Interrogé par la députée Laurette Onkelinx (PS) sur la manière dont on peut utiliser l'outil constitutionnel, notamment contre le fondamentalisme, M. Haarscher a estimé qu'il y avait "matière à inscrire dans la Constitution belge le primat de la loi civile sur la loi religieuse". Selon lui, la notion de liberté de conscience qui figure dans le texte est trop large et trop floue. Le philosophe a aussi suggéré qu'il était possible d'aller plus loin, en réaffirmant par exemple l'impartialité de l'Etat et des pouvoirs publics.
Les deux académiques ont par ailleurs souligné que la Constitution n'était pas le seul instrument pour lutter contre certains défis, entre autres sur le plan religieux, auxquels est confrontée la société. "Je pense qu'élargir la Constitution en y ajoutant des termes est possible, mais ce serait un leurre de penser que cela résoudra tous les problèmes", a déclaré M. Vanheeswijck.

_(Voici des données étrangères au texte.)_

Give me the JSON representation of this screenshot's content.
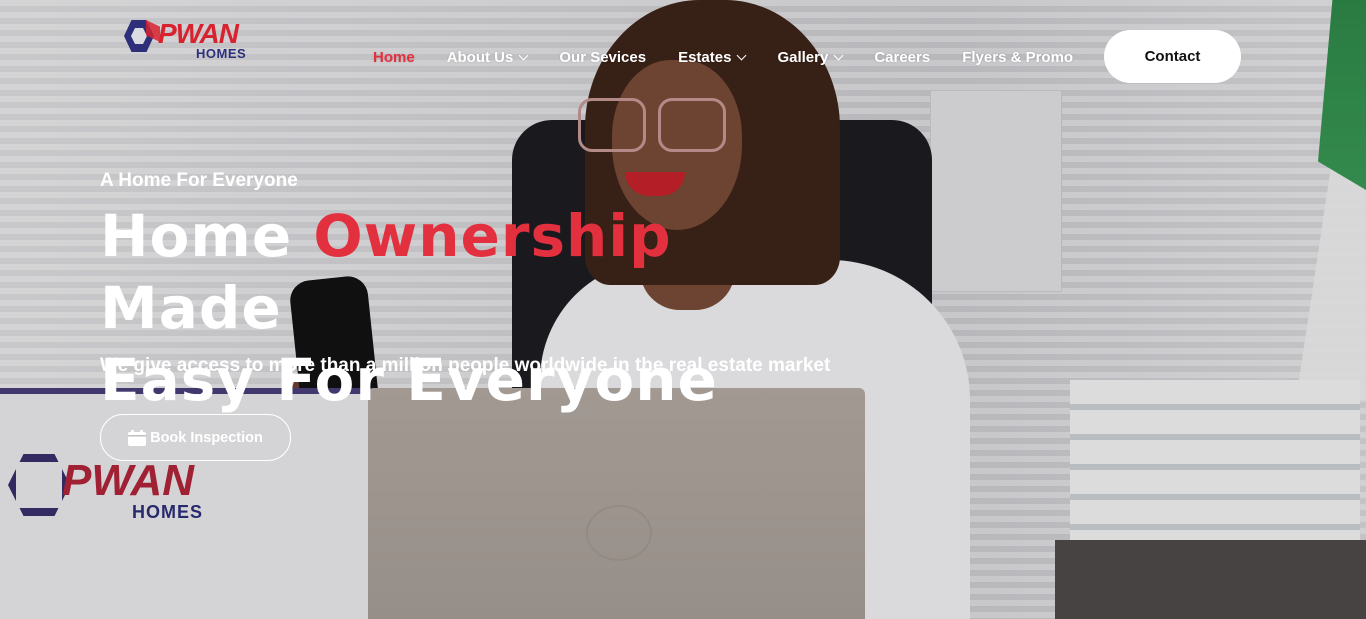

Etienne Vermeersch (ex-UGent) a proposé, tout comme Guido Vanheeswijck, d'utiliser le préambule du texte constitutionnel pour apporter des précisions. Le philosophe brugeois a notamment suggéré d'y inscrire le terme de laïcité. Il a par ailleurs proposé d'adjoindre dans chaque article faisant référence aux cultes la mention "ou philosophies".
Le professeur Jean Leclercq (UCL) a pour sa part expliqué qu'il n'était pas enclin à considérer la laïcité comme une valeur, mais plutôt comme un principe à portée normative. "Un Etat doit être le garant que ses services seront donnés de manière égale à tous ses citoyens. Je pense la laïcité comme une sorte de catégorie première, un principe supérieur en droit de figurer dans une Constitution", a-t-il expliqué. "Un mot n'est pas une formule magique, mais c'est ici une notion qui peut s'imposer comme une nécessité sociale."
Le député Francis Delpérée (cdH) s'est toutefois interrogé sur l'utilité d'inscrire ce concept dans la Constitution, en indiquant que bien que celui-ci soit repris depuis 1946 dans la norme juridique suprême française, aucune décision de la Cour constitutionnelle de la République n'y a jamais fait référence.